After changing the code, I fixed all the errors, but I'm not really sure about the results. This is a zoom in the prediction plot:
which shows that there is a "displacement" in the values predicted and in the real ones. When there is a max in the real time series, there is a min in the forecast for the same time, but it seems like it corresponds to the previous time step.
a = dataset[i:(i + look_back), 0]
a = dataset[i:(i + look_back), :]
If you want the 3 features in your training data.
Then use
model.add(LSTM(4, input_shape=(look_back,3)))
To specify that you have look_back time steps in your sequence, each with 3 features.
It should run
Indeed, sklearn.preprocessing.MinMaxScaler()'s function : inverse_transform() takes an input which has the same shape as the object you fitted. So you need to do something like this :
# Get something which has as many features as dataset
trainPredict_extended = np.zeros((len(trainPredict),3))

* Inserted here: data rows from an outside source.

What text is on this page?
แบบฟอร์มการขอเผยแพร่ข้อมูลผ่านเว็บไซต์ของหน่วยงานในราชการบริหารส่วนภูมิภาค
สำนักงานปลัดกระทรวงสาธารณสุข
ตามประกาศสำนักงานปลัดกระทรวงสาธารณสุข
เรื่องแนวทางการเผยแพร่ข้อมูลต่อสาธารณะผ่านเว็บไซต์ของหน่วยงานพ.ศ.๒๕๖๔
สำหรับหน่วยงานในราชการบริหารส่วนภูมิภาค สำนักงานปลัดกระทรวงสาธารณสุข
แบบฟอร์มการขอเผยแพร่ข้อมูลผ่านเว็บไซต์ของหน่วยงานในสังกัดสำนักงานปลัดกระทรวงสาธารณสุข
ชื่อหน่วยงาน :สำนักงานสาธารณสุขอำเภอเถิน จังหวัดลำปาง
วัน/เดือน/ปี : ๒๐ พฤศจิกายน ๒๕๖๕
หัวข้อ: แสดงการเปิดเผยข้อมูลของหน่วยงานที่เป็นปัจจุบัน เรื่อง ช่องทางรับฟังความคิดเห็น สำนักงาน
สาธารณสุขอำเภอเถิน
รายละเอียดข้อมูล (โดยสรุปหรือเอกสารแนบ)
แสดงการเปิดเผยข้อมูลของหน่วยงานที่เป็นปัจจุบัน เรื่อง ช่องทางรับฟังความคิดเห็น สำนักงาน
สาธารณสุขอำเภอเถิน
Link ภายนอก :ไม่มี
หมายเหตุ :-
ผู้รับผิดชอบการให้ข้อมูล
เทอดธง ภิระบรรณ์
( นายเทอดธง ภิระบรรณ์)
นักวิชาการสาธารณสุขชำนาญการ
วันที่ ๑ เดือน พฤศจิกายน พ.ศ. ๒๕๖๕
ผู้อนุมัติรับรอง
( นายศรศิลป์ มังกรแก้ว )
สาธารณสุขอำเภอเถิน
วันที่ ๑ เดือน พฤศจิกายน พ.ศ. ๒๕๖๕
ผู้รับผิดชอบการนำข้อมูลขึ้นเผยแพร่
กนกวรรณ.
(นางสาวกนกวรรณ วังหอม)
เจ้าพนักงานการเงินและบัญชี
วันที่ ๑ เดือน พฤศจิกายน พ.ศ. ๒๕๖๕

# Put the predictions there
trainPredict_extended[:,2] = trainPredict
# Inverse transform it and select the 3rd column.
trainPredict = scaler.inverse_transform(trainPredict_extended)[:,2]
I guess you will have other issues like this below in your code but nothing that you can't fix :) the ML part is fixed and you know where the error comes from. Just check the shapes of your objects and try to make them match.
You can change what you are optimizing, for maybe better results. For example, try predicting binary 0,1 if there will be a 'spike up' for the next day. Then feed the probability of a 'spike up' as a feature to predict the usage itself.